“Não fiz nenhum pagamento ao senhor Fábio Luís Lula da Silva, nem recebi orientação para isso”, afirmou a depoente
Em depoimento coagido pela oposição, a secretária apontada como braço administrativo do empresário conhecido como “Careca do INSS” negou, em fala à Comissão Parlamentar Mista de Inquérito do INSS, ter efetuado pagamentos a Fábio Luís Lula da Silva, o Lulinha.
A oitiva ocorreu em meio a forte embate entre parlamentares da base e da oposição, que disputam a narrativa em torno das suspeitas de irregularidades que envolvem contratos e intermediações no INSS.
“Não fiz nenhum pagamento ao senhor Fábio Luís Lula da Silva, nem recebi orientação para isso”, afirmou a depoente. Segundo ela, a atuação dela restringia-se a tarefas administrativas e operacionais, “sem participação em decisões financeiras estratégicas”.
COAÇÃO DA OPOSIÇÃO
Parlamentares de oposição sustentaram que documentos e movimentações financeiras analisadas pela comissão indicariam vínculos indiretos com empresas ligadas ao filho do presidente Lula (PT).
“Há indícios que precisam ser esclarecidos. A negativa não encerra a investigação”, declarou senador oposicionista integrante da CPMI, frustrado por não conseguir jogar lama no presidente da República.

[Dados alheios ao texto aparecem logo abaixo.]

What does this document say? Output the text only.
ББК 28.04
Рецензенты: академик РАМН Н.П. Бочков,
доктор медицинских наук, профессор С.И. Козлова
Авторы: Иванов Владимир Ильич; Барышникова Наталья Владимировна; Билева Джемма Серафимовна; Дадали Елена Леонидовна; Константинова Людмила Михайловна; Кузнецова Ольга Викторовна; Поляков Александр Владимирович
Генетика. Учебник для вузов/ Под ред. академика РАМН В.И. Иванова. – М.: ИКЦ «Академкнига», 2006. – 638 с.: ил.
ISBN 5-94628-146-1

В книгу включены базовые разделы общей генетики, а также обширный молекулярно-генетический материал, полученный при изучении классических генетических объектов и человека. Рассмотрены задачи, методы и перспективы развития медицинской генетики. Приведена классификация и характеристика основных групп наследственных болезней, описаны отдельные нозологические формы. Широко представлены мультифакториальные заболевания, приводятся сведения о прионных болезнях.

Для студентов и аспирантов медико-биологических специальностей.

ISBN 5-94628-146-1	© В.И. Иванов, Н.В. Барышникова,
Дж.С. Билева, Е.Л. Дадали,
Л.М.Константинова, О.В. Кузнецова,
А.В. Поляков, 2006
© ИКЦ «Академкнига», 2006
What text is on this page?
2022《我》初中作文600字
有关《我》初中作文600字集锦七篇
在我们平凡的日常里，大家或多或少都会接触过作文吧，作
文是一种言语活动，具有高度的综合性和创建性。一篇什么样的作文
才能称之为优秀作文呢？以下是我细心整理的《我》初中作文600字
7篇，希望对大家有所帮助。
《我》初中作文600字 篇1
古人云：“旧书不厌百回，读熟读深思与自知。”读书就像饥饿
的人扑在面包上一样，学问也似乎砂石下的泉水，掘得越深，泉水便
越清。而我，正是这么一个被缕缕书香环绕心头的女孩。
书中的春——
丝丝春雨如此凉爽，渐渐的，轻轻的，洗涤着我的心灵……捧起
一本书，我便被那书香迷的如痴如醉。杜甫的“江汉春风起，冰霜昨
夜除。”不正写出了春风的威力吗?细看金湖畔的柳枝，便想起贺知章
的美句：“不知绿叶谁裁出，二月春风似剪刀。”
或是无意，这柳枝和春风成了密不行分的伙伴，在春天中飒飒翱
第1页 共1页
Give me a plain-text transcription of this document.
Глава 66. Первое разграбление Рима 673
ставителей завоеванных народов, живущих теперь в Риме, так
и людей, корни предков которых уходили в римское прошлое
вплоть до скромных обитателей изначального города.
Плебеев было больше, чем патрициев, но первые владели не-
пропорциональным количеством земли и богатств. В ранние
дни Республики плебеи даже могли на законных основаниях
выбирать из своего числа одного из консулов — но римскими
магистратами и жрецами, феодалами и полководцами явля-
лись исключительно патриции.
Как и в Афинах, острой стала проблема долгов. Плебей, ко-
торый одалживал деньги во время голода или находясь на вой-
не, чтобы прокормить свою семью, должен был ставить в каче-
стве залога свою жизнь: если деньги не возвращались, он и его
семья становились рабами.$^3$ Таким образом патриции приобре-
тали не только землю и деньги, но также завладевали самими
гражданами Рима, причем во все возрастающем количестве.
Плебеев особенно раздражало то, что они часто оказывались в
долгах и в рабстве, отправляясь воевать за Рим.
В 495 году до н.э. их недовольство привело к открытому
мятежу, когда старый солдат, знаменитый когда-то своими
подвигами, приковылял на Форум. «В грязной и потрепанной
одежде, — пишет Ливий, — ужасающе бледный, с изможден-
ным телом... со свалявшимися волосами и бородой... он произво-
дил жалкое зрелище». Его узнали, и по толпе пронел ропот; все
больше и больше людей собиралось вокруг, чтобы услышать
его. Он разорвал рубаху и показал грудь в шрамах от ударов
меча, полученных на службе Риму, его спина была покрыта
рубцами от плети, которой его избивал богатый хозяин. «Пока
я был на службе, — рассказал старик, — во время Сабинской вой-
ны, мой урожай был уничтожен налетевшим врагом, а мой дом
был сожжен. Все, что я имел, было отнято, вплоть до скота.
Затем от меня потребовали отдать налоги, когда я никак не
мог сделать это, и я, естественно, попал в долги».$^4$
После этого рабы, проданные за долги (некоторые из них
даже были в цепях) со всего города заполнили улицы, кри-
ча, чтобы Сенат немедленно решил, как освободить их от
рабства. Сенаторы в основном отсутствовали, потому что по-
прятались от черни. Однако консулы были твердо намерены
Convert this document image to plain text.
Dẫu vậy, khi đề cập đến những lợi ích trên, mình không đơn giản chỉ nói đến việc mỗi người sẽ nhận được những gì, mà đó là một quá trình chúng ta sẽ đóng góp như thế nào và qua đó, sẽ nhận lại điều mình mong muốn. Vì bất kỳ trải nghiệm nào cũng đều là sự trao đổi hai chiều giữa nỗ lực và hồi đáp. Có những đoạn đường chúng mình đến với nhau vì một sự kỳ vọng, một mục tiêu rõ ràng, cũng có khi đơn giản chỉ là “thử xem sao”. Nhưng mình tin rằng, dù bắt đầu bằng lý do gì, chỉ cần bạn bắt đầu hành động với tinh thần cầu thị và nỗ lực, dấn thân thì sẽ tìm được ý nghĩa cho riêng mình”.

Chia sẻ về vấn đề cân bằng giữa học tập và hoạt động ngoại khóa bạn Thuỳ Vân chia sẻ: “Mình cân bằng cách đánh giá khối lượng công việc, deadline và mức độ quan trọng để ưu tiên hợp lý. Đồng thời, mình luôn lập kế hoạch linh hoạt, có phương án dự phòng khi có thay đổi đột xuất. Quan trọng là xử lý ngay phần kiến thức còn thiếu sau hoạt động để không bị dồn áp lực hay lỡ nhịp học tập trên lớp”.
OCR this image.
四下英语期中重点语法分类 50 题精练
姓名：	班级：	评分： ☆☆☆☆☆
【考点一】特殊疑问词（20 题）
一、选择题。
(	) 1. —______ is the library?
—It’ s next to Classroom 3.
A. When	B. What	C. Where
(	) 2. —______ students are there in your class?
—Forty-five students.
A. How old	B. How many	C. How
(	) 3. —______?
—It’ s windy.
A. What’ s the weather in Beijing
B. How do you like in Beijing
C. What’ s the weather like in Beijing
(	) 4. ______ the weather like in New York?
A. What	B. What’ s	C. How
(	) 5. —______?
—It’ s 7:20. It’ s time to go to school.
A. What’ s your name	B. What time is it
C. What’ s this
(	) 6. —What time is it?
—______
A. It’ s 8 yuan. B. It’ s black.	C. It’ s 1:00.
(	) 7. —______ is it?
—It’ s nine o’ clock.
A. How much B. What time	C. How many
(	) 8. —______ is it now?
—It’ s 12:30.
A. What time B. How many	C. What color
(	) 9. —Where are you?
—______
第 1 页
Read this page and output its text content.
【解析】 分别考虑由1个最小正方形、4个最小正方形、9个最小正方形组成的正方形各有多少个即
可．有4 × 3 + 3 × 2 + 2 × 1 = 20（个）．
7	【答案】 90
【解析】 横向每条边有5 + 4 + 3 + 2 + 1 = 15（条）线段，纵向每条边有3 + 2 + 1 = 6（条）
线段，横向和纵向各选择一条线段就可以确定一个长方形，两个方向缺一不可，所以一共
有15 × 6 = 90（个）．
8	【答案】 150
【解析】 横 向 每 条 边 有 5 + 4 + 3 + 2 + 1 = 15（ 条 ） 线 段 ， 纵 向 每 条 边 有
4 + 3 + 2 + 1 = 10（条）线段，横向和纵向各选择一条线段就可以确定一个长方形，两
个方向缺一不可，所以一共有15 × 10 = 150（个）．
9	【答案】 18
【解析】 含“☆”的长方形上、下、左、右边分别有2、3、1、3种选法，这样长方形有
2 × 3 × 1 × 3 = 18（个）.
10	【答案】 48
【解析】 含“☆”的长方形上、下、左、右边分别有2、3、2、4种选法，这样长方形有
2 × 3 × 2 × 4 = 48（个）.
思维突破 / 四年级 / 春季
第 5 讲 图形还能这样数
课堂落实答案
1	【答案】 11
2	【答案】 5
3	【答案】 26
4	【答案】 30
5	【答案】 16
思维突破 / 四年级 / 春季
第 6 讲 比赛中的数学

A defesa da secretária argumentou que não há prova de transferência direta ou indireta e classificou as suspeitas como “tentativa de criar fato político”. “Não existe comprovação de repasse, contrato ou vantagem indevida envolvendo minha cliente e o senhor Fábio Luís”, disse o advogado.
BASE REAGE
Deputados governistas acusaram a oposição de tentar ampliar o alcance político da investigação. “Estão transformando a comissão num palco para atingir o presidente por via transversa”, afirmou parlamentar aliado.
Para esse grupo, a menção a Lulinha faz parte de estratégia de desgaste público, ainda que não haja comprovação material nos autos.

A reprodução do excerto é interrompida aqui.